With the advent of the information era, as an individual's social
and economic activities are gradually increased and importance of
information transmission is emphasized, a system for allowing a
person to exchange information irrespective of time, place and the
other party is needed.
In order to meet this need, a personal communication service (PCS)
phone serving as a next-generation mobile communication system
provides at a reasonable service charge a communication quality
approaching to that of a wired telephone, realizes portability,
miniaturization and light weight, and contributes to construction
of a multimedia communication environment by affording data
service, etc.
Meanwhile, in a digital mobile handset which is developed to
improve limited channel capacity, low communication quality,
degraded performance, etc. of an analog communication system, by
the fact that voice is coded in its entirety, security is ensured,
errors can be easily corrected, an interference-resistant
characteristic is improved, and channel capacity is increased.
Multiple access methods used in a digital communication network are
divided into a code division multiple access (CDMA) and a time
division multiple access (TDMA). Capacity of each channel is
limited by a frequency bandwidth and an assigned time. It is to be
noted that, even in the case of digital type cellular mobile
communication, a problem may be caused due to multipath fading and
frequency reuse.
At this time, in the case of CDMA, no limitation is imposed on
frequency reuse. However, in the case of TDMA, in order to reuse
the same frequency, two cells must be sufficiently separated from
each other so that they are not interfered with each other.
A group special mobile (GSM) employing the TDMA method is a
cellular system which is operated in the 900 MHz band dedicated for
the entire European area. The GSM system provides advantages in
terms of signal quality, service charge, international roaming
support, frequency band utilization efficiency, and so forth.
A personal communication network (PCN) which is obtained by
upbanding the GSM serves as a digital cellular system (DCS) which
is operated in the 1,800 and 1,900 MHz bands. Since the PCN is
based on the GSM and employs a subscriber identification module
(SIM), its roaming with the GSM is enabled.
The present invention is related with an external mounting type
microchip dual band antenna assembly 30 which can be reliably used
in a dual band including GSM and DCS bands. Detailed description
thereof will be given hereafter.
FIG. 1 is a partially enlarged and broken-away front view
illustrating a portable radiotelephone 10 to which an external
mounting type microchip dual band antenna assembly 30 according to
the present invention is employed; and FIG. 2 is a partially
enlarged and broken-away side view illustrating the portable
radiotelephone 10 to which the external mounting type microchip
dual band antenna assembly 30 according to the present invention is
employed. The external mounting type microchip dual band antenna
assembly 30 comprises a microchip dual band antenna 20. The
microchip dual band antenna 20 is connected to a printed circuit
board 12 which is disposed in a case 11 of the portable terminal 10
and projects out of the case 11 to be erected in a vertical
direction.
A connector 27 is coupled to a lower end of the microchip dual band
antenna 20 and connected to the printed circuit board 12 which is
disposed in the case 11. A portion of the microchip dual band
antenna 20, which projects out of the case 11 and stands vertically
erect, is enveloped by a cap 28 to be protected.

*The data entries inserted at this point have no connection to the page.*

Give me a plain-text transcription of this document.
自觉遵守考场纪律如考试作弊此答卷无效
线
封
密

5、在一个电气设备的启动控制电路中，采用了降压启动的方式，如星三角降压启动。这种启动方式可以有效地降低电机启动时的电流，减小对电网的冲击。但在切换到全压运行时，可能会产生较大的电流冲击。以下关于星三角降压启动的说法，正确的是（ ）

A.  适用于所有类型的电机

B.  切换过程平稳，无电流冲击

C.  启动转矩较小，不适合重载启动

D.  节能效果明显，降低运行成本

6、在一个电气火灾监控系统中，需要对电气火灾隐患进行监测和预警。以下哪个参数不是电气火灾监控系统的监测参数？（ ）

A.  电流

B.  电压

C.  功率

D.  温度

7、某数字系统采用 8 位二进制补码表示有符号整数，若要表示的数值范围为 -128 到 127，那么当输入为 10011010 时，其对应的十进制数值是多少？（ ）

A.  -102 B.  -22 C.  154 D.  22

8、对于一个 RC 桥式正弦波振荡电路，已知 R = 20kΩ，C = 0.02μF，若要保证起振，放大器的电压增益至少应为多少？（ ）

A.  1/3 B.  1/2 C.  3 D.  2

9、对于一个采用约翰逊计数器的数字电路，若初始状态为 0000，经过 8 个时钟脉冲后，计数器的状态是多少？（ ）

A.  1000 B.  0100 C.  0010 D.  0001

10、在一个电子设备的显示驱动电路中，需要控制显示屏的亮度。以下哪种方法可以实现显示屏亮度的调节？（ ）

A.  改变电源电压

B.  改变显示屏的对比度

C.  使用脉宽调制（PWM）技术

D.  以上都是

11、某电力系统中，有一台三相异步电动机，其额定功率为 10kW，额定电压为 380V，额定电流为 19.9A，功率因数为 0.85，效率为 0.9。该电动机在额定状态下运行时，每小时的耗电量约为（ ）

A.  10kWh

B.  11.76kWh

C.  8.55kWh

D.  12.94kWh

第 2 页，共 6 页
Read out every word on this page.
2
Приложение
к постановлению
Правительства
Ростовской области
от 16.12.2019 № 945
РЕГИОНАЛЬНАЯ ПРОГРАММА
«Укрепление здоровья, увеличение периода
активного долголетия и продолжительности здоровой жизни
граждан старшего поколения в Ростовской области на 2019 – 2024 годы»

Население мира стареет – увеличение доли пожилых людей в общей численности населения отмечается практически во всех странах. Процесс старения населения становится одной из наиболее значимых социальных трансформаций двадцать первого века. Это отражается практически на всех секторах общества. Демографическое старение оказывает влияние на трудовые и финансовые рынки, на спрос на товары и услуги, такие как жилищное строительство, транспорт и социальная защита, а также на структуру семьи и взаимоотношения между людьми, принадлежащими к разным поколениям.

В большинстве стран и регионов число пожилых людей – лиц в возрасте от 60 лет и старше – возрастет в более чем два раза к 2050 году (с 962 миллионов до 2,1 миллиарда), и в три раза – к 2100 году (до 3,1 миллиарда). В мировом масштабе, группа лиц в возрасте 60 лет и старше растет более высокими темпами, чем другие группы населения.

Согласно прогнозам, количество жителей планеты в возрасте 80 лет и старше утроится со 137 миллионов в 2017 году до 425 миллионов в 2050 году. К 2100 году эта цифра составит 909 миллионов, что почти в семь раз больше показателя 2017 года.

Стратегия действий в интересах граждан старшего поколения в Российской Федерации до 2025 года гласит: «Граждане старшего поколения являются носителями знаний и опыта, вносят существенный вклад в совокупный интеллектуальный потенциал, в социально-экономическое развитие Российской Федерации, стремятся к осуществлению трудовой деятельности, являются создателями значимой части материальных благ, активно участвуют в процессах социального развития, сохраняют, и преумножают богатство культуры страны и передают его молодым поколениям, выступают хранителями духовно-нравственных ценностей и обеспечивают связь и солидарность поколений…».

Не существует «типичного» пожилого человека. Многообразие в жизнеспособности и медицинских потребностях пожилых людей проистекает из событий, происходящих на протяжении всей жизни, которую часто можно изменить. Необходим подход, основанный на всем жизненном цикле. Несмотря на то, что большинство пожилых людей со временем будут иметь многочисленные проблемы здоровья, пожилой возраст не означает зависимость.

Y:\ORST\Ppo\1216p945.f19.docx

FIG. 3 is a perspective view illustrating the microchip dual band
antenna 20 which is applied to the external mounting type microchip
dual band antenna assembly 30 according to the present invention.
In this preferred embodiment of the present invention, the
dielectric body 21 which is formed into the shape of a quadrangular
prism has a length L of 20 mm, a width W of 5 mm and a height H of
3.2 mm. FIG. 4 is a schematic perspective view illustrating a rear
pair of the microchip dual band antenna 20 which is applied to the
external mounting type microchip dual band antenna assembly 30
according to the present invention. By omitting or contouring the
dielectric body 21 using a dashed line, an appearance of the rear
part can be confirmed. The dielectric body 21 of the microchip dual
band antenna 20 is formed of epoxy to reduce a manufacturing
cost.
FIG. 5 is a front view of the microchip dual band antenna 20 which
is applied to the external mounting type microchip dual band
antenna assembly 30 according to the present invention, clearly
illustrating a first radiation patch 24, and FIG. 6 is a rear view
illustrating the microchip dual band antenna 20 which is applied to
the external mounting type microchip dual band antenna assembly 30
according to the present invention, clearly illustrating a second
radiation patch 25.
As shown in FIGS. 3 through 6, the microchip dual band antenna 20
which is applied to the external mounting type microchip dual band
antenna assembly 30 according to the present invention includes
upper and lower patch elements 22 and 23 which respectively
surround lengthwise upper and lower ends of the dielectric body 21
having the shape of a quadrangular prism.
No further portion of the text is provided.